Um polinômio de Taylor é construído a partir das derivadas em um único ponto, por isso capta a geometria local da função exatamente ali. Mais longe, os mesmos coeficientes podem deixar de descrever bem a função: o erro depende da suavidade da função, do grau e do raio de convergência.

Reconstruir uma curva derivada a derivada 🖖

Esta ferramenta reconstrói uma função curva usando apenas somas, multiplicações e potências — as operações que um processador realmente sabe executar. O termo de grau 0 iguala a altura da função no centro, o de grau 1 a sua inclinação, o de grau 2 a sua curvatura, e cada termo seguinte fixa mais uma derivada. Aumente o grau n e observe o polinômio tracejado se ajustar cada vez mais à curva contínua perto do centro a.

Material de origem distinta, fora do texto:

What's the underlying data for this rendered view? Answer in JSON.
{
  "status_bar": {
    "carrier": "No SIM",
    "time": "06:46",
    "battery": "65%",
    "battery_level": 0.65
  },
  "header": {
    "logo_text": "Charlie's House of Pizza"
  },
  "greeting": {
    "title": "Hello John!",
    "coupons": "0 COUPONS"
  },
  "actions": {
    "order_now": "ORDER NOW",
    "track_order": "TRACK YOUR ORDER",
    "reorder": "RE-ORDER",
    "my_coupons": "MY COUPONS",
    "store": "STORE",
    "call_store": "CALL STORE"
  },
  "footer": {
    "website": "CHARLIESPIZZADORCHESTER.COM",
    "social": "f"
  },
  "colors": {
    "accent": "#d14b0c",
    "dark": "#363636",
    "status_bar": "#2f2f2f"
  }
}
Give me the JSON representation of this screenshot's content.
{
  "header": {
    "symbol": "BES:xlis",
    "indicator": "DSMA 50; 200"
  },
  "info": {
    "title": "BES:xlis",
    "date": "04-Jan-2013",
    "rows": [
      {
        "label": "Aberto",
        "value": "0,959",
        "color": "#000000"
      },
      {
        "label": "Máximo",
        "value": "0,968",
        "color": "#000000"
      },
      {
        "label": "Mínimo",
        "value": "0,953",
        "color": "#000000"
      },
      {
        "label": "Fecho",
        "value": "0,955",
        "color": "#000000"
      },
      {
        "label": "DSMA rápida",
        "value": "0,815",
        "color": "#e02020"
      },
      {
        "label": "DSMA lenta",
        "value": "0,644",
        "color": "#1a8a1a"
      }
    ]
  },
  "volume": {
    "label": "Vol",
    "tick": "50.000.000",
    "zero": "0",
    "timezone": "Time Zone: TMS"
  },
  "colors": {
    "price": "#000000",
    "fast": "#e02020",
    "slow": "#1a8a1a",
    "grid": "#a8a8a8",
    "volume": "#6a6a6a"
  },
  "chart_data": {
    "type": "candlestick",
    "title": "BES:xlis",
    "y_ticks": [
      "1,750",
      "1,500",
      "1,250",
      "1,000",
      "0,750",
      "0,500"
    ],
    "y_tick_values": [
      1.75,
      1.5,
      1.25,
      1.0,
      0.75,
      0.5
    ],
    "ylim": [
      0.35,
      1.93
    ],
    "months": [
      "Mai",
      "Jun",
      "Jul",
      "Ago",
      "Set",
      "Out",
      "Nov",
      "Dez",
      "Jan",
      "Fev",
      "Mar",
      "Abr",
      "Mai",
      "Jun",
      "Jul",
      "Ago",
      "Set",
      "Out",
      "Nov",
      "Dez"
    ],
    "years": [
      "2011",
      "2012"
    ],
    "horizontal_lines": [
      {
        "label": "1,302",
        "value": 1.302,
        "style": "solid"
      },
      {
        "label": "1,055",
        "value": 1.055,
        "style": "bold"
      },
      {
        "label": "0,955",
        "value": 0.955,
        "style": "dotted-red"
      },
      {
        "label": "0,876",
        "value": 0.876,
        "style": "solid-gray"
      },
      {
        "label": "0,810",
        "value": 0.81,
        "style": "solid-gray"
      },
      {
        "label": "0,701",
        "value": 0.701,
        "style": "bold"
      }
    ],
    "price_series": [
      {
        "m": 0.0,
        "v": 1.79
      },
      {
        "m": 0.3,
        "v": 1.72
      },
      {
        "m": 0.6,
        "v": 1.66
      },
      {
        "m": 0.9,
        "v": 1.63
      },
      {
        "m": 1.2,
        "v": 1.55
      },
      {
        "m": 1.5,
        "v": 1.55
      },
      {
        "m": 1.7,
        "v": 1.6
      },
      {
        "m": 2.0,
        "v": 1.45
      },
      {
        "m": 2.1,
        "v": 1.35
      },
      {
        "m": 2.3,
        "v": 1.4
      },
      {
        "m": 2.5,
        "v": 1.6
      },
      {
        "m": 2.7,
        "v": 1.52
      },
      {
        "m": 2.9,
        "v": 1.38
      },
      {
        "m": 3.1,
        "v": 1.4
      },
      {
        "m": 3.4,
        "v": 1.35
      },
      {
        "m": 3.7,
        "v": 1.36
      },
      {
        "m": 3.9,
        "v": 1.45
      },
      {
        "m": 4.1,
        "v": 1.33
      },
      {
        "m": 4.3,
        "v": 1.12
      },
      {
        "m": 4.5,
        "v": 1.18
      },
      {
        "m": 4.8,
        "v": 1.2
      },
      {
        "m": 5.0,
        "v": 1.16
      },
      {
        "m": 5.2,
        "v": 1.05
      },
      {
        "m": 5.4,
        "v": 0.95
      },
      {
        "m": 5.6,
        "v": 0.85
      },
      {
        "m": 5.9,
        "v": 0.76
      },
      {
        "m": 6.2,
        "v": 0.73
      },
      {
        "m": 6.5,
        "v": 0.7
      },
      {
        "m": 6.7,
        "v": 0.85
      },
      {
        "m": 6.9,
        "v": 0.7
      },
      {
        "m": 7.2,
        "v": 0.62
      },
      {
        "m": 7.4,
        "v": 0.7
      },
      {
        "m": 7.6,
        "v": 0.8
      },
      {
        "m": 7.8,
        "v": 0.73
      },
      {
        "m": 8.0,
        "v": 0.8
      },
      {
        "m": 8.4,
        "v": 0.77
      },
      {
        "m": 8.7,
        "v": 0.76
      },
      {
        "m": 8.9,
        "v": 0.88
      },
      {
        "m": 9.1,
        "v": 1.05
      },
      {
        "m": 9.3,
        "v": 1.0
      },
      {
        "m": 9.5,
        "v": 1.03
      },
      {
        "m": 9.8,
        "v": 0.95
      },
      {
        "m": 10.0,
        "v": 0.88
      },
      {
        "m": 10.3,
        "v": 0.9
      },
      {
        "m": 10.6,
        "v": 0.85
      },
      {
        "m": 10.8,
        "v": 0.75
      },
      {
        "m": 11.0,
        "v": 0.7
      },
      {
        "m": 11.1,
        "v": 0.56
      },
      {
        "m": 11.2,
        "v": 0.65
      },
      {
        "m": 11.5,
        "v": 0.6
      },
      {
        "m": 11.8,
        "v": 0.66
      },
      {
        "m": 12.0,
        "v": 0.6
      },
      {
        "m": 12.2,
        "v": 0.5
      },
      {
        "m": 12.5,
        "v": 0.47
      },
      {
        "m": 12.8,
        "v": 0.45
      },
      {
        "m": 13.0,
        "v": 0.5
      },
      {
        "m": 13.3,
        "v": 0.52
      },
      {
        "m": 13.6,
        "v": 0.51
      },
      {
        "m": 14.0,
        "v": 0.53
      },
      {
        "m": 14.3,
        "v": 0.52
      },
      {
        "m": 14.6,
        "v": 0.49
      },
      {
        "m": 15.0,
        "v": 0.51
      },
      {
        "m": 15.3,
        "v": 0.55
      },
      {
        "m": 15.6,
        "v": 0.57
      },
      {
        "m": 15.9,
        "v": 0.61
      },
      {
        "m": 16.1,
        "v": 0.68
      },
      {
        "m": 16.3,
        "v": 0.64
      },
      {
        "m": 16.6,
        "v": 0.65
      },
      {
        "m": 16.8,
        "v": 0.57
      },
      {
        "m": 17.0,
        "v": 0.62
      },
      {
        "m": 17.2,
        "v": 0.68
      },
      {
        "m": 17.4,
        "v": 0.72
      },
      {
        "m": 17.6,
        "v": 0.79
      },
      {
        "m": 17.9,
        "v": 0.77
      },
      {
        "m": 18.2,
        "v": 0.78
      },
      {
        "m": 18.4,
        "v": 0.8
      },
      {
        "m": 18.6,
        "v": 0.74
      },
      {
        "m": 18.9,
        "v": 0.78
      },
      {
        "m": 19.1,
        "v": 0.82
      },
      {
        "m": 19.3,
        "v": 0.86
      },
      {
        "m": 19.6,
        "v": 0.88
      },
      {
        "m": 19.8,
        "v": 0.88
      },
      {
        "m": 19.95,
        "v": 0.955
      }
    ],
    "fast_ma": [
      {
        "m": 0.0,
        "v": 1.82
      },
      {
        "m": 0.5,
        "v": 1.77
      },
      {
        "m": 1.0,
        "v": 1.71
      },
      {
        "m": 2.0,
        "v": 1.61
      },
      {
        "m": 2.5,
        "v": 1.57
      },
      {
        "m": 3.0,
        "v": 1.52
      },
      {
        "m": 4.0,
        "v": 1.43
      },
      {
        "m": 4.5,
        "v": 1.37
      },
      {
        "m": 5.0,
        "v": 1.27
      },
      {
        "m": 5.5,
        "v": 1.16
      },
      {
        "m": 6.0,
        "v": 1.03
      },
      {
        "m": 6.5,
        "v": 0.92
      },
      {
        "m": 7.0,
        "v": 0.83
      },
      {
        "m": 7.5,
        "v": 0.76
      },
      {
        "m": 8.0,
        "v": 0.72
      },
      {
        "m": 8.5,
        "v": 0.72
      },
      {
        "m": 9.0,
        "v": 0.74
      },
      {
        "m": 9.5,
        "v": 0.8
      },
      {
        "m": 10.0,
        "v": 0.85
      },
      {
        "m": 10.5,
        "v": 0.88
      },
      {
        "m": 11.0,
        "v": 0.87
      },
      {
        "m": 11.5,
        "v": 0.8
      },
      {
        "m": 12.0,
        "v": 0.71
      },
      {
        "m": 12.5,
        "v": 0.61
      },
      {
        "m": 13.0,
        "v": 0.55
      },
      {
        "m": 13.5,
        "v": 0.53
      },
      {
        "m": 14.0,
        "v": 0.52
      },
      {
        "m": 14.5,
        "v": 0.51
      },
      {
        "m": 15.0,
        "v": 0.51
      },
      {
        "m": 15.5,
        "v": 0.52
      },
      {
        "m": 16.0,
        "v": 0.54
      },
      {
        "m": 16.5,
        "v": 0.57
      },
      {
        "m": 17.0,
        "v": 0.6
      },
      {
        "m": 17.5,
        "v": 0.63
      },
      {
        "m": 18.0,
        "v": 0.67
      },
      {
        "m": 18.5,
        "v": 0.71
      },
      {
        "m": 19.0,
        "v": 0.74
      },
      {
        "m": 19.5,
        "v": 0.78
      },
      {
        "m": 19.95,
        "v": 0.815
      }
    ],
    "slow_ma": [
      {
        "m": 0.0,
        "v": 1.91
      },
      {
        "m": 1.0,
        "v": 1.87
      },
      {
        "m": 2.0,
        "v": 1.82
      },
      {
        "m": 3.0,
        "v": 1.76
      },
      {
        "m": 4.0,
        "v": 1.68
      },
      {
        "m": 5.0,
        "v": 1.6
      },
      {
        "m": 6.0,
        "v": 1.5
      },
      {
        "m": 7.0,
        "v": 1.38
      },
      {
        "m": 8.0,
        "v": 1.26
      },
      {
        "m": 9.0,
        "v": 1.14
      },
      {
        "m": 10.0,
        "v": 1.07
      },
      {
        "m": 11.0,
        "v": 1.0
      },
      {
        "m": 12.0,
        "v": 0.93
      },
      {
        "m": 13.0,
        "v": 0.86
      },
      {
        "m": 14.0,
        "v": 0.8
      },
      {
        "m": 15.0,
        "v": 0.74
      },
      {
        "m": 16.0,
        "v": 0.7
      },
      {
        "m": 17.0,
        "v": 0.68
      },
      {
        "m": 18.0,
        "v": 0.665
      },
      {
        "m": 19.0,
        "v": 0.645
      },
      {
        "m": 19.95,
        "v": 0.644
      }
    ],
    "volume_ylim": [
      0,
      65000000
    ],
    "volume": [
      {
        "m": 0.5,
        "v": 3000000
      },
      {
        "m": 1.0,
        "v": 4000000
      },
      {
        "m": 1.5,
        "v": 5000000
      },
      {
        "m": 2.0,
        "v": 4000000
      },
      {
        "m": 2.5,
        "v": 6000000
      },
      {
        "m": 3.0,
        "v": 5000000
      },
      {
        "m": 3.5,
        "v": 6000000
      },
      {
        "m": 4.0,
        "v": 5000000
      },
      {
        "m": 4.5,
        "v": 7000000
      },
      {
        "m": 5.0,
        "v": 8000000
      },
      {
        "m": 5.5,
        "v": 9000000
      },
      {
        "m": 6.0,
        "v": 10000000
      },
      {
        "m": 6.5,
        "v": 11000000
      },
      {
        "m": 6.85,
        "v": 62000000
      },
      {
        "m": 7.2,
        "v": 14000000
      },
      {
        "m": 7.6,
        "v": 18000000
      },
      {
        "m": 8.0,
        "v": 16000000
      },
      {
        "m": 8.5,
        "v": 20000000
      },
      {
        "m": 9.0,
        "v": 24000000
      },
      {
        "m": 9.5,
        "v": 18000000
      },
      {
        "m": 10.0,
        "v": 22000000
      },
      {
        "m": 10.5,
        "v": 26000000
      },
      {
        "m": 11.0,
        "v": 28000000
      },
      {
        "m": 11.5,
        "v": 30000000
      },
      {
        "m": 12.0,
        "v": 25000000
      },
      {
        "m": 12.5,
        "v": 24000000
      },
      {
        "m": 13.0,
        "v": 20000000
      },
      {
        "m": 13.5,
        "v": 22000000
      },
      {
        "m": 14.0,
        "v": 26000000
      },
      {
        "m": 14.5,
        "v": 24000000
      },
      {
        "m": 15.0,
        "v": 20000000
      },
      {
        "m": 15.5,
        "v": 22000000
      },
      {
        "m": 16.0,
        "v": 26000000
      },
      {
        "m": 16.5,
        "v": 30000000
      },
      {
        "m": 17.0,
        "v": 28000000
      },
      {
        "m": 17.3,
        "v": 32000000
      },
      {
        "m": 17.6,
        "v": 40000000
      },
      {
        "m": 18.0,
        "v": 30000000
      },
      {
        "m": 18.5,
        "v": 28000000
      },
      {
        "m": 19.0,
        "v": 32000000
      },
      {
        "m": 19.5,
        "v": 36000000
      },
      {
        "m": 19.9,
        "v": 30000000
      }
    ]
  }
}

Quando a suavidade ainda não basta 🖖

Seria de esperar que uma função infinitamente suave fosse sempre capturada por um polinômio de Taylor de grau suficiente — mas isso não é garantido. O contraexemplo clássico é f(x)=e−1/x² (com f(0)=0): todas as derivadas em 0 valem zero, então o seu polinômio de Taylor em torno de 0 é 0 em qualquer grau, embora a função seja positiva em todo o resto. Acrescentar termos nunca ajuda. Ser 'suave' (todas as derivadas existem) é mais fraco do que ser 'analítica' (igual à sua própria série).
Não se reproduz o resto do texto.